Banks are in hectic parleys with borrowers to restructure over Rs 1 lakh crore of loans in the quarter (Jan-Mar) before the financial year draws to a close. Bhushan Steel and Bajaj Hindustan are among the big loan accounts where discussions are underway for a restructuring during the quarter.
From April 1, 2015, Reserve Bank of India (RBI) has taken away the special dispensation that allowed banks to restructure accounts and still call them standard loans. Restructured account is where a bank extends the repayment tenure, in certain cases waives off a certain portion of the interest costs, etc, so that the loan is not classified as a bad loan or a non-performing asset (NPA).
A senior banker told dna, “Many NPAs are showing up with the government delaying payments to their vendors who are in turn customers of the banks, and also other mid-sized companies who undertake government contracts. In many cases, the government and other public sector enterprises have failed to adhere to their payment schedule and it has resulted in companies being unable to repay to the banks.”
According to bankers, most of the restructured loans will continue to come from mid-corporate companies in the iron and steel category, small/medium enterprises (SMEs) and clients dealing with commodities, among others, and the infrastructure companies led by power firms.
Among the two large loan accounts being restructured, Bhushan Steel’s loan account stands at Rs 39,000 crore and Bajaj Hindustan over Rs 6,000 crore.
All banks, including private sector lenders, have given a guidance for a higher pipeline of bad debt with stress being maximum in the mid-corporate and small and medium enterprises.
Deep Mukherjee, director, India Ratings, said the withdrawal of regulatory forbearance could persuade banks to go on a massive restructuring drive by picking out the weak companies that need to be restructured with the timeline of March 31 in mind.
“The RBI guidelines also incentivise banks that quick implementation of a restructuring package would enable them to benefit from the existing special asset classification of such restructured accounts. Thus, there is sufficient economic motivation for banks to undertake the Rs 60,000-100,000 crore worth of loan restructuring, where accounts whose performance may deteriorate could be addressed at one go, enabling banks to start FY16 on a relatively clean slate,” said Mukherjee.

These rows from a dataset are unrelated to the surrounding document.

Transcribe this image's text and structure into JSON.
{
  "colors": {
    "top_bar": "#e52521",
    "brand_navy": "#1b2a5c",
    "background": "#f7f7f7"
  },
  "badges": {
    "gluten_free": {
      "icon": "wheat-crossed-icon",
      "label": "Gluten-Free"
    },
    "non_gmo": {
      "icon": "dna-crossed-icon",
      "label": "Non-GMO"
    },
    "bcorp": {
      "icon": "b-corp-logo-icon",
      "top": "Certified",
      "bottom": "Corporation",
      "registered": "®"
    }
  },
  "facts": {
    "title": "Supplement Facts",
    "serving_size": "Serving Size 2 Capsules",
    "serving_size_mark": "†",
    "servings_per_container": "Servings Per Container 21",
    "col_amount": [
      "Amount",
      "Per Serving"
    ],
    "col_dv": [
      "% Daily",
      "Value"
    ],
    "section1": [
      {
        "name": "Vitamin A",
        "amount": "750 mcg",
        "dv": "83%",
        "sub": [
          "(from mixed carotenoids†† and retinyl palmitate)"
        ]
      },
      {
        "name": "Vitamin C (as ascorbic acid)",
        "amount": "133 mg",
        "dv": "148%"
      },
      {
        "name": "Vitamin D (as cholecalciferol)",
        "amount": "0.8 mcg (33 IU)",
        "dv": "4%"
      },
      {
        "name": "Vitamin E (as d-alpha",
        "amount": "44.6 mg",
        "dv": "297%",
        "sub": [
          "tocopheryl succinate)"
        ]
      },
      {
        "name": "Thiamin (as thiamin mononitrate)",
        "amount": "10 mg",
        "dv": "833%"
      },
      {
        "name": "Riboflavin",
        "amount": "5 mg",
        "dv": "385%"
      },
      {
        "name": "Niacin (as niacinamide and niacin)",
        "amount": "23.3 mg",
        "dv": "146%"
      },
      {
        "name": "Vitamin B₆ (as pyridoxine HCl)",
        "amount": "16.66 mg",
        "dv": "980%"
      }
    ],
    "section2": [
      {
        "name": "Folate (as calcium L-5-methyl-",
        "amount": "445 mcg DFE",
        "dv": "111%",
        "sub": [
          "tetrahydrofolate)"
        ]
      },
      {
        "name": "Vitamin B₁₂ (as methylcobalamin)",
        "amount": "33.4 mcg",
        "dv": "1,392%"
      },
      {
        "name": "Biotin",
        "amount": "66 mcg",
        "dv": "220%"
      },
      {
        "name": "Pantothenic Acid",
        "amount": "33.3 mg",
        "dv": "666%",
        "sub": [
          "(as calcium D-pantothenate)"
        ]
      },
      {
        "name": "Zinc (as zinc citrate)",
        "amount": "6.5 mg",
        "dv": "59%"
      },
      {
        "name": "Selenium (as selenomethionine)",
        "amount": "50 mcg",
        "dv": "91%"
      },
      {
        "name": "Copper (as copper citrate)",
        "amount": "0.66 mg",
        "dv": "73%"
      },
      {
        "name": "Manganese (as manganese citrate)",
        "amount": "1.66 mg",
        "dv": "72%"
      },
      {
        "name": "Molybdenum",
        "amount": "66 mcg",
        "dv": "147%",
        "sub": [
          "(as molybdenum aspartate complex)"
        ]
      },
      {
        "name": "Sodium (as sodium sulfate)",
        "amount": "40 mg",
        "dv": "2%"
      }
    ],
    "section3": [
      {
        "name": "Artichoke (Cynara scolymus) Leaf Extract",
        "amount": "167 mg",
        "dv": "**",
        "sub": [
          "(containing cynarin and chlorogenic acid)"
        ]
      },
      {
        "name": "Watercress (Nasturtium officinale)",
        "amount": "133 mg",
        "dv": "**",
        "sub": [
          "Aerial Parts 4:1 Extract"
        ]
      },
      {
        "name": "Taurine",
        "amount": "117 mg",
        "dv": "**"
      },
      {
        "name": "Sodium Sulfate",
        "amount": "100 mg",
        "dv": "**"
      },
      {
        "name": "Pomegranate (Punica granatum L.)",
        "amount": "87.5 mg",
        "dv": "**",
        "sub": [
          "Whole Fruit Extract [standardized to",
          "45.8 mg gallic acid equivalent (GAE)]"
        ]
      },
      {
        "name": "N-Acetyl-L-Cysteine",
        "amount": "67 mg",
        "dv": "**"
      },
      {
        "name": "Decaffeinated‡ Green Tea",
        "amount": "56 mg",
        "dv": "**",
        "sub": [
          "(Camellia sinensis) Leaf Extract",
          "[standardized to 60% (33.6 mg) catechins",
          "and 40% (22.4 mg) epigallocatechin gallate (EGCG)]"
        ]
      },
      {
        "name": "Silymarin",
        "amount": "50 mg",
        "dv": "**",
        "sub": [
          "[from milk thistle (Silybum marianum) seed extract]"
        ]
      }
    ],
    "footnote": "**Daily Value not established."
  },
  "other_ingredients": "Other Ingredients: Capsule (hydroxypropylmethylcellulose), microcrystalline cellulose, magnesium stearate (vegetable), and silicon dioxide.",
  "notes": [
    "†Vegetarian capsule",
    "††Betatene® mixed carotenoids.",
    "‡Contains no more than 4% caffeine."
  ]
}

Another senior banker said, “Banks will be exercising the restructuring window by picking out all the weak cases. But we need to be cautious as they also need to revive or it is going to take a hit on our books later on.”
India’s largest lender State Bank of India (SBI) said it has a restructuring pipeline of Rs 5,500 crore in the March quarter.
ICICI Bank management in a concall after the third quarter results, said, “Our restructuring pipeline for the fourth quarter that is January to March 2015 quarter is estimated at about Rs 2,300 crore, higher than the Rs 1,755 crore that bank restructured in the third quarter. Given the prolonged economic slowdown and uneven economic recovery, banks including us have witnessed slippages from the restructured portfolios.” For the bank, most of the additions to bad loans and restructured category have crept in from the SME sector and the corporate book.
Among other banks, Bank of India’s restructuring pipeline is over Rs 1,000 crore while Indian Overseas Bank has got Rs 2,000 crore worth of loans to be recasted.
Many banks, according to rating agencies, may end up restructuring higher debt than their projections. But if companies are quick to pick up the relief and revive their companies, it will be an exercise that would not go in vain for both the lenders and bankers.